On commençait à voir les lignes bouger, on sentait une certaine effervescence dans le domaine, qui commençait à sérieusement peser dans le 7ème art et à s’affranchir d’une aura plus confidentielle et référentielle. Et voilà qu’une bombe débarque au festival de Toronto en 2011 en raflant le Prix du Public : The Raid du gallois Gareth Evans vient faire voler en éclat tout ce que l’on croyait savoir sur le cinéma d’action, en nous offrant un huis-clos hyper-sensoriel qui dynamitait tout sur son passage. On peut sans conteste marquer l’année 2011 et ce film comme un tournant radical, le cinéma d’action atteignant ici ses lettres de noblesse en terme de virtuosité et de caractère impactant. En mixant les genres du films d’arts martiaux et du film de gunfights, Gareth Evans propulse Iko Uwais comme la nouvelle icone du genre, personnage pris dans une tourmente démentielle dans cette longue montée aux enfers, partant du pied d’un immeuble et remontant étage par étage afin d’atteindre le boss final! On en profite pour découvrir le pencak-silat, art martial indonésien très marquant et très cinématographique. On assiste à des séquences démentielles avec des cascadeurs qui prennent cher! Le résultat est un joyau brut de toute beauté, dont l’excellent Dredd sorti en 2012 partage pas mal d’étranges similitudes! Même utilisation du huis-clos oppressant, et défouraillages en règle à tous les étages, le film de Pete Travis est lui aussi un must dans son genre! Et sinon, le Merantau de Gareth Evans en 2009 constitue un brouillon intéressant pour The Raid!
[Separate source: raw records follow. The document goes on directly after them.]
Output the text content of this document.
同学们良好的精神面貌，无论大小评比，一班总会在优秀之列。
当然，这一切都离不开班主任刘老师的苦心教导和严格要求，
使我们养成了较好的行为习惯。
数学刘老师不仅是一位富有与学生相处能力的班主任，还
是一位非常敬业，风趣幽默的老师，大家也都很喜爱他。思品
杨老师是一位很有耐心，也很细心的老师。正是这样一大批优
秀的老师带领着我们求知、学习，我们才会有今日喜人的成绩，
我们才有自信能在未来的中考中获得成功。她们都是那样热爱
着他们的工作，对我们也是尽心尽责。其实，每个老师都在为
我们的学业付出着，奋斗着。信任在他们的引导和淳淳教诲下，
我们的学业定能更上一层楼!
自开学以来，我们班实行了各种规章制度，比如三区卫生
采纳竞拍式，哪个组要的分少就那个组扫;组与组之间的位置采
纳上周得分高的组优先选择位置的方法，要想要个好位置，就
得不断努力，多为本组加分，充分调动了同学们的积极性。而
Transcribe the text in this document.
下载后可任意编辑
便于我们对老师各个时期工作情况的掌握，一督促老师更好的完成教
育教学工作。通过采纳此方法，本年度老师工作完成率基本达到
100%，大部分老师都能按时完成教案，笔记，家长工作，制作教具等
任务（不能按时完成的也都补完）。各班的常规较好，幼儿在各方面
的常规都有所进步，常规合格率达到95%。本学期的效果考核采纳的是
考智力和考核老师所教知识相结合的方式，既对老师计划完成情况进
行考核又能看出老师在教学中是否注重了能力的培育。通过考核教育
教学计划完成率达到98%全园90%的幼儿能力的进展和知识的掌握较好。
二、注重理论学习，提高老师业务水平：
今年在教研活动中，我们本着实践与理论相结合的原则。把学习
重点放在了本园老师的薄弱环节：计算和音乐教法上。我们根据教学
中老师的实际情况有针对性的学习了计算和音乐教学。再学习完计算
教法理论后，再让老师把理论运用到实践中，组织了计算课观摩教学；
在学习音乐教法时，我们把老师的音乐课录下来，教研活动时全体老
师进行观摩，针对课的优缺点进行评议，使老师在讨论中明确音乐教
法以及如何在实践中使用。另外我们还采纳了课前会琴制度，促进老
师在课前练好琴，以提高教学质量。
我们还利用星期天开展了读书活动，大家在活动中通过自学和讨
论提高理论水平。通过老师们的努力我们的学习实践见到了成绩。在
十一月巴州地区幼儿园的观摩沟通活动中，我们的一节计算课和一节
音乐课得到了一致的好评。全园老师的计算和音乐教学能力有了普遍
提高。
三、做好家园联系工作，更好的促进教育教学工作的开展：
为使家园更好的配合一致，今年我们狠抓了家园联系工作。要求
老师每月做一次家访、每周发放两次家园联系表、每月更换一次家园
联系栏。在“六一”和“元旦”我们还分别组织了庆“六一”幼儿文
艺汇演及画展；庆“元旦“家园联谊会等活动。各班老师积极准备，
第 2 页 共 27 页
Mais si l’Indonésien The Raid a révolutionné le genre, un certain Thaïlandais dénommé Prachya Pinkaew avait commencé à oeuvrer à ce changement, avec son fameux Ong-Bak (2003), qui reste toutefois plombé par un récit bien terne, mais qui se permet des éclats de génie lors de ses chorégraphies, révélant un Tony Jaa impérial dans sa maîtrise des arts martiaux. Le Chocolate en 2008 du même réalisateur vaut lui aussi de passer sous la rétine, avec ses combats bien innovants portés par la thaïlandaise JeeJa Yanin qui assure aussi bien que ses homologues masculins dans la fracturation de mâchoires et autres pétages de type rotulien! Mais The Raid reste LE tournant en 2011, et il sera agrémenté d’une suite en 2014 qui va encore complexifier le propos en s’inscrivant dans le film de mafia, avec l’infiltration du personnage d’iko Uwais dans un gang. Le résultat est époustouflant, et ce diptyque est sans aucun doute la saga d’action la plus marquante de l’histoire du cinéma, tant dans l’impact qu’elle va avoir sur la suite pour le 7ème art, que dans le pur plaisir à suivre ces innovations chorégraphiques et techniques totalement impactantes.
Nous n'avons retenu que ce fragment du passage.